Ugh, sorry correct \[\frac{a^3-b^3}{b-a}*\frac{6}{2a^2+2ab+2b^2}\]

Answer 5

the correct answer is -3

Answer 6

hold up

Answer 7

has to be a minus in the right side, since when you multiply out the right side you need things to cancel so there must be OPPOSITE signs in the first factor (a+b) and the second factor (a^2-ab+b^2) to make that cancellation happen.

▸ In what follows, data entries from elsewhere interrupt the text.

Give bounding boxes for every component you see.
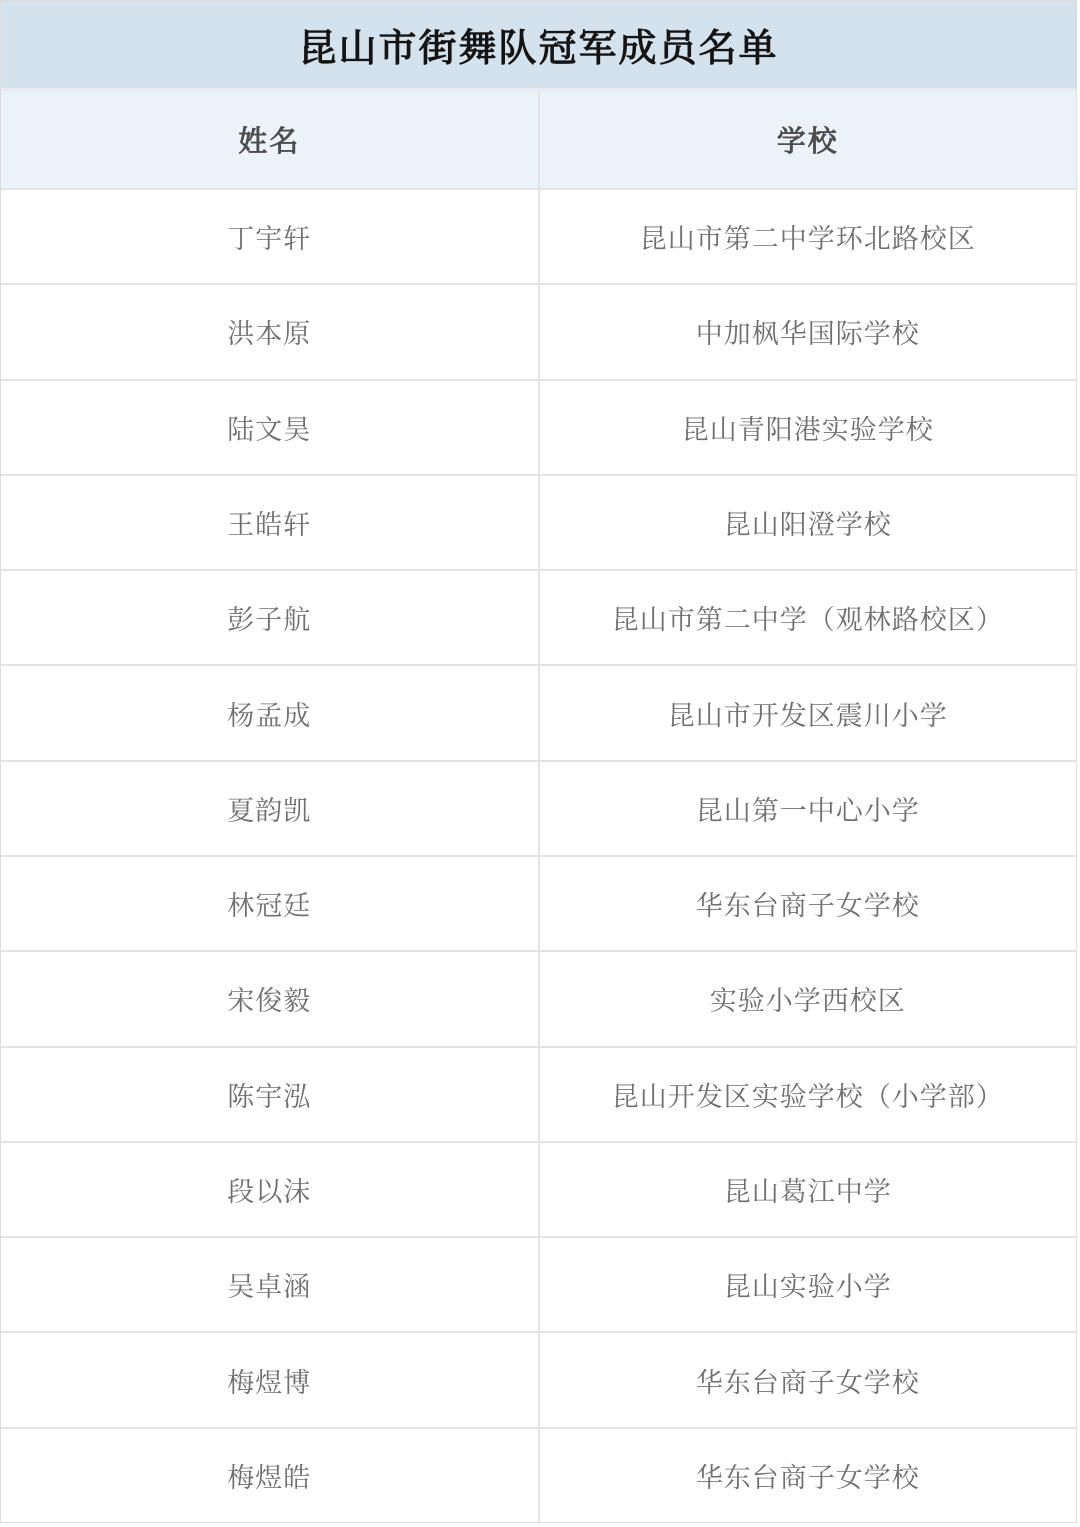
member-school: 昆山市第二中学环北路校区 bbox=[540, 190, 1077, 283]
member-name: 彭子航 bbox=[1, 571, 540, 664]
member-name: 梅煜博 bbox=[1, 1333, 540, 1426]
table-row: 林冠廷 华东台商子女学校 bbox=[1, 855, 1076, 950]
member-school: 华东台商子女学校 bbox=[540, 857, 1077, 950]
table-row: 陆文昊 昆山青阳港实验学校 bbox=[1, 379, 1076, 474]
member-name: 段以沫 bbox=[1, 1143, 540, 1236]
member-name: 夏韵凯 bbox=[1, 762, 540, 855]
table-row: 吴卓涵 昆山实验小学 bbox=[1, 1236, 1076, 1331]
member-school: 华东台商子女学校 bbox=[540, 1333, 1077, 1426]
table-row: 杨孟成 昆山市开发区震川小学 bbox=[1, 664, 1076, 759]
table-row: 段以沫 昆山葛江中学 bbox=[1, 1141, 1076, 1236]
member-school: 昆山阳澄学校 bbox=[540, 476, 1077, 569]
member-school: 昆山实验小学 bbox=[540, 1238, 1077, 1331]
member-name: 王皓轩 bbox=[1, 476, 540, 569]
member-school: 实验小学西校区 bbox=[540, 952, 1077, 1045]
table-row: 丁宇轩 昆山市第二中学环北路校区 bbox=[1, 188, 1076, 283]
column-header-name: 姓名 bbox=[1, 91, 540, 188]
table-row: 梅煜博 华东台商子女学校 bbox=[1, 1331, 1076, 1426]
member-name: 梅煜皓 bbox=[1, 1429, 540, 1522]
table-row: 陈宇泓 昆山开发区实验学校（小学部） bbox=[1, 1046, 1076, 1141]
table-row: 彭子航 昆山市第二中学（观林路校区） bbox=[1, 569, 1076, 664]
member-school: 中加枫华国际学校 bbox=[540, 285, 1077, 378]
header-row: 姓名 学校 bbox=[1, 88, 1076, 188]
member-school: 昆山青阳港实验学校 bbox=[540, 381, 1077, 474]
member-school: 昆山葛江中学 bbox=[540, 1143, 1077, 1236]
member-name: 洪本原 bbox=[1, 285, 540, 378]
column-header-school: 学校 bbox=[540, 91, 1077, 188]
member-name: 陆文昊 bbox=[1, 381, 540, 474]
member-school: 昆山市第二中学（观林路校区） bbox=[540, 571, 1077, 664]
champion-roster-table: 昆山市街舞队冠军成员名单 姓名 学校 丁宇轩 昆山市第二中学环北路校区 洪本原 … bbox=[0, 0, 1077, 1523]
member-school: 华东台商子女学校 bbox=[540, 1429, 1077, 1522]
table-row: 宋俊毅 实验小学西校区 bbox=[1, 950, 1076, 1045]
member-name: 吴卓涵 bbox=[1, 1238, 540, 1331]
member-name: 宋俊毅 bbox=[1, 952, 540, 1045]
table-row: 王皓轩 昆山阳澄学校 bbox=[1, 474, 1076, 569]
table-title: 昆山市街舞队冠军成员名单 bbox=[1, 1, 1076, 88]
member-name: 杨孟成 bbox=[1, 666, 540, 759]
member-name: 林冠廷 bbox=[1, 857, 540, 950]
member-name: 陈宇泓 bbox=[1, 1048, 540, 1141]
table-row: 梅煜皓 华东台商子女学校 bbox=[1, 1427, 1076, 1522]
member-school: 昆山市开发区震川小学 bbox=[540, 666, 1077, 759]
table-row: 洪本原 中加枫华国际学校 bbox=[1, 283, 1076, 378]
table-row: 夏韵凯 昆山第一中心小学 bbox=[1, 760, 1076, 855]
member-school: 昆山开发区实验学校（小学部） bbox=[540, 1048, 1077, 1141]
member-name: 丁宇轩 bbox=[1, 190, 540, 283]
member-school: 昆山第一中心小学 bbox=[540, 762, 1077, 855]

Similarly, in a^3-b^3=(a-b)(a^2+ab+b^2), you have to have OPPOSITE signs in the two factors on the right side or there will be no cancellation. witch =3

Answer 8

u have to use integration here

Answer 9

yes yes

Answer 10

ok @truck I don't understand what you're saying... and @mathslover ingeration? This is for algebra I

Answer 11

\[\frac{a^3-b^3}{b-a}*\frac{6}{2a^2+2ab+2b^2}\]\[=\frac{(a-b)(a^2 + ab+b^2)}{b-a}*\frac{6}{2(a^2+ab+b^2)}\]\[=-1*3\]\[=-3\]